O desaparecimento da fachada da Capela de Nossa Senhora da Vida, na Fajã do Mar, suscita-me uma dor difícil de explicar. O colapso ocorrido no passado dia 5 de março, diante do olhar de todos, não pode deixar de nos interrogar sobre a importância da salvaguarda do património, sobretudo quando está em causa um lugar de fé. É certo que a natureza é impiedosa e que o tempo tudo desgasta. Mas a Madeira também é exemplo de como o engenho humano pode encontrar respostas perante as forças naturais.

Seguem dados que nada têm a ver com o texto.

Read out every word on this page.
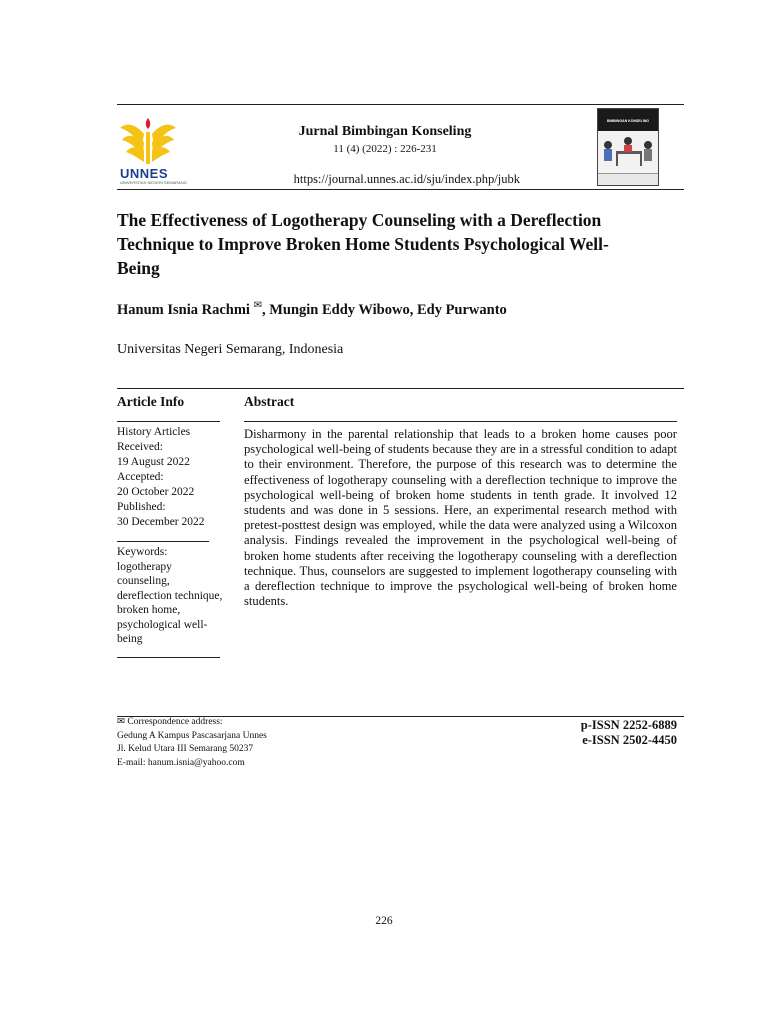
UNNES
UNIVERSITAS NEGERI SEMARANG
Jurnal Bimbingan Konseling
11 (4) (2022) : 226-231
https://journal.unnes.ac.id/sju/index.php/jubk
BIMBINGAN KONSELING
The Effectiveness of Logotherapy Counseling with a Dereflection
Technique to Improve Broken Home Students Psychological Well-
Being
Hanum Isnia Rachmi ✉, Mungin Eddy Wibowo, Edy Purwanto
Universitas Negeri Semarang, Indonesia
Article Info
History Articles
Received:
19 August 2022
Accepted:
20 October 2022
Published:
30 December 2022
Keywords:
logotherapy
counseling,
dereflection technique,
broken home,
psychological well-
being
Abstract
Disharmony in the parental relationship that leads to a broken home causes poor psychological well-being of students because they are in a stressful condition to adapt to their environment. Therefore, the purpose of this research was to determine the effectiveness of logotherapy counseling with a dereflection technique to improve the psychological well-being of broken home students in tenth grade. It involved 12 students and was done in 5 sessions. Here, an experimental research method with pretest-posttest design was employed, while the data were analyzed using a Wilcoxon analysis. Findings revealed the improvement in the psychological well-being of broken home students after receiving the logotherapy counseling with a dereflection technique. Thus, counselors are suggested to implement logotherapy counseling with a dereflection technique to improve the psychological well-being of broken home students.
✉ Correspondence address:
Gedung A Kampus Pascasarjana Unnes
Jl. Kelud Utara III Semarang 50237
E-mail: hanum.isnia@yahoo.com
p-ISSN 2252-6889
e-ISSN 2502-4450
226
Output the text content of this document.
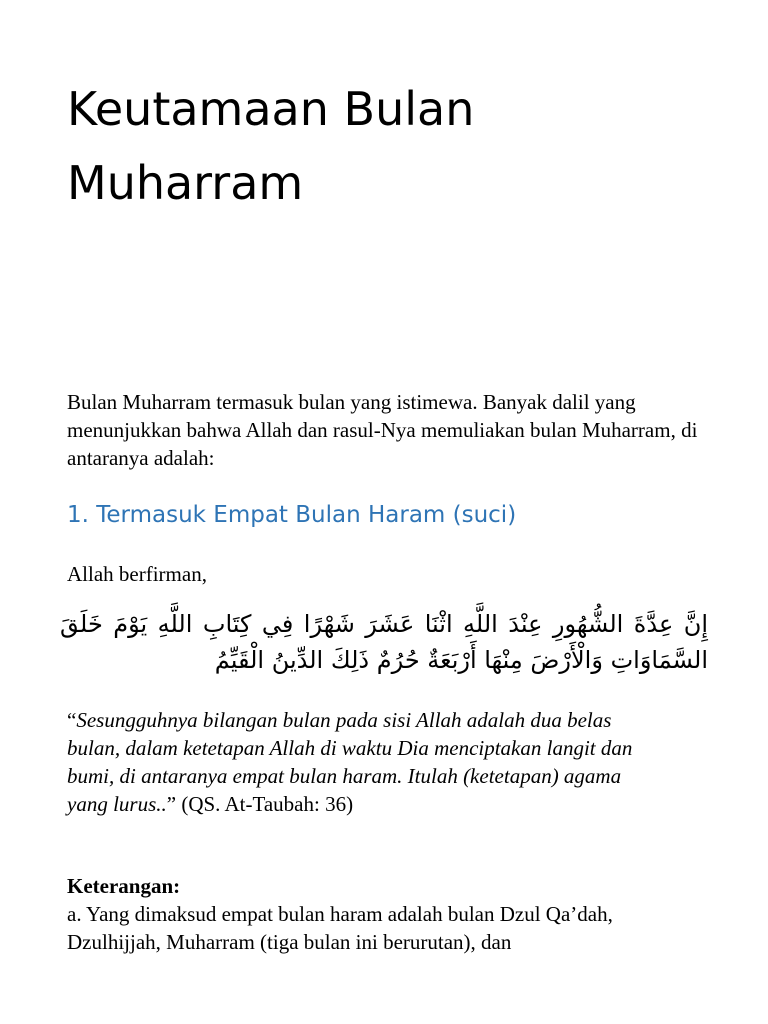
Keutamaan Bulan
Muharram

Bulan Muharram termasuk bulan yang istimewa. Banyak dalil yang menunjukkan bahwa Allah dan rasul-Nya memuliakan bulan Muharram, di antaranya adalah:

1. Termasuk Empat Bulan Haram (suci)

Allah berfirman,

إِنَّ عِدَّةَ الشُّهُورِ عِنْدَ اللَّهِ اثْنَا عَشَرَ شَهْرًا فِي كِتَابِ اللَّهِ يَوْمَ خَلَقَ السَّمَاوَاتِ وَالْأَرْضَ مِنْهَا أَرْبَعَةٌ حُرُمٌ ذَلِكَ الدِّينُ الْقَيِّمُ

“Sesungguhnya bilangan bulan pada sisi Allah adalah dua belas bulan, dalam ketetapan Allah di waktu Dia menciptakan langit dan bumi, di antaranya empat bulan haram. Itulah (ketetapan) agama yang lurus..” (QS. At-Taubah: 36)

Keterangan:
a. Yang dimaksud empat bulan haram adalah bulan Dzul Qa’dah, Dzulhijjah, Muharram (tiga bulan ini berurutan), dan
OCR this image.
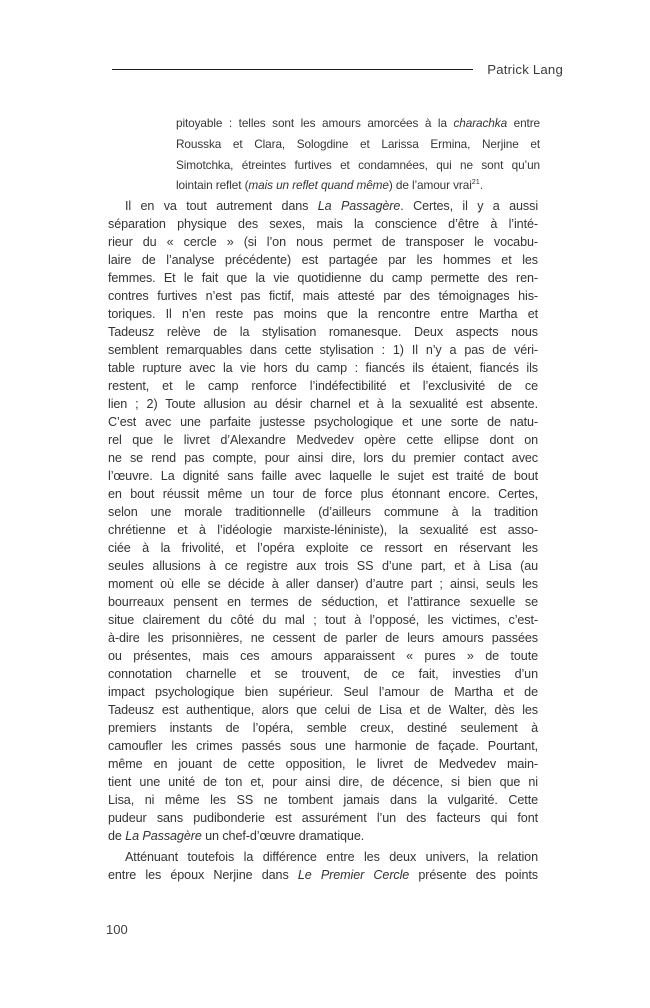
Patrick Lang
pitoyable : telles sont les amours amorcées à la charachka entre
Rousska et Clara, Sologdine et Larissa Ermina, Nerjine et
Simotchka, étreintes furtives et condamnées, qui ne sont qu’un
lointain reflet (mais un reflet quand même) de l’amour vrai$^{21}$.
Il en va tout autrement dans La Passagère. Certes, il y a aussi
séparation physique des sexes, mais la conscience d’être à l’inté-
rieur du « cercle » (si l’on nous permet de transposer le vocabu-
laire de l’analyse précédente) est partagée par les hommes et les
femmes. Et le fait que la vie quotidienne du camp permette des ren-
contres furtives n’est pas fictif, mais attesté par des témoignages his-
toriques. Il n’en reste pas moins que la rencontre entre Martha et
Tadeusz relève de la stylisation romanesque. Deux aspects nous
semblent remarquables dans cette stylisation : 1) Il n’y a pas de véri-
table rupture avec la vie hors du camp : fiancés ils étaient, fiancés ils
restent, et le camp renforce l’indéfectibilité et l’exclusivité de ce
lien ; 2) Toute allusion au désir charnel et à la sexualité est absente.
C’est avec une parfaite justesse psychologique et une sorte de natu-
rel que le livret d’Alexandre Medvedev opère cette ellipse dont on
ne se rend pas compte, pour ainsi dire, lors du premier contact avec
l’œuvre. La dignité sans faille avec laquelle le sujet est traité de bout
en bout réussit même un tour de force plus étonnant encore. Certes,
selon une morale traditionnelle (d’ailleurs commune à la tradition
chrétienne et à l’idéologie marxiste-léniniste), la sexualité est asso-
ciée à la frivolité, et l’opéra exploite ce ressort en réservant les
seules allusions à ce registre aux trois SS d’une part, et à Lisa (au
moment où elle se décide à aller danser) d’autre part ; ainsi, seuls les
bourreaux pensent en termes de séduction, et l’attirance sexuelle se
situe clairement du côté du mal ; tout à l’opposé, les victimes, c’est-
à-dire les prisonnières, ne cessent de parler de leurs amours passées
ou présentes, mais ces amours apparaissent « pures » de toute
connotation charnelle et se trouvent, de ce fait, investies d’un
impact psychologique bien supérieur. Seul l’amour de Martha et de
Tadeusz est authentique, alors que celui de Lisa et de Walter, dès les
premiers instants de l’opéra, semble creux, destiné seulement à
camoufler les crimes passés sous une harmonie de façade. Pourtant,
même en jouant de cette opposition, le livret de Medvedev main-
tient une unité de ton et, pour ainsi dire, de décence, si bien que ni
Lisa, ni même les SS ne tombent jamais dans la vulgarité. Cette
pudeur sans pudibonderie est assurément l’un des facteurs qui font
de La Passagère un chef-d’œuvre dramatique.
Atténuant toutefois la différence entre les deux univers, la relation
entre les époux Nerjine dans Le Premier Cercle présente des points
100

A história desta capela, propriedade do Governo Regional, remonta ao século XVII. Um registo da Câmara Eclesiástica do Funchal, no Livro I das Ermidas (1613-1708), refere que, a 26 de outubro de 1663, o deão dr. Pedro Moreira passou alvará a D. Sara Teixeira, que “tinha edificado hūa ermida da invocação de Nª Sª da Vida na sua quinta da Fajam do Mar da Calheta”, para nela levantar altar, dizer missa e celebrar os ofícios divinos. Esta menção revela que a capela não era um simples edifício isolado, de devoção pessoal, sobre a falésia, mas um lugar sagrado onde se celebrava a Eucaristia e onde marinheiros e pescadores pediam proteção a Nossa Senhora.
Este desfecho não surgiu sem aviso. No final de janeiro já era público o risco elevado em que a Capela de Nossa Senhora da Vida se encontrava. As sucessivas derrocadas, a erosão do talude, a exposição da arriba à ação do mar e dos agentes climatéricos, as dificuldades de acesso e a vulnerabilidade crescente do edifício estavam descritas com clareza. Era conhecido o perigo iminente. Por isso, a situação agora verificada tem também o peso amargo do inevitável que foi sendo anunciado sem que a solução chegasse a tempo.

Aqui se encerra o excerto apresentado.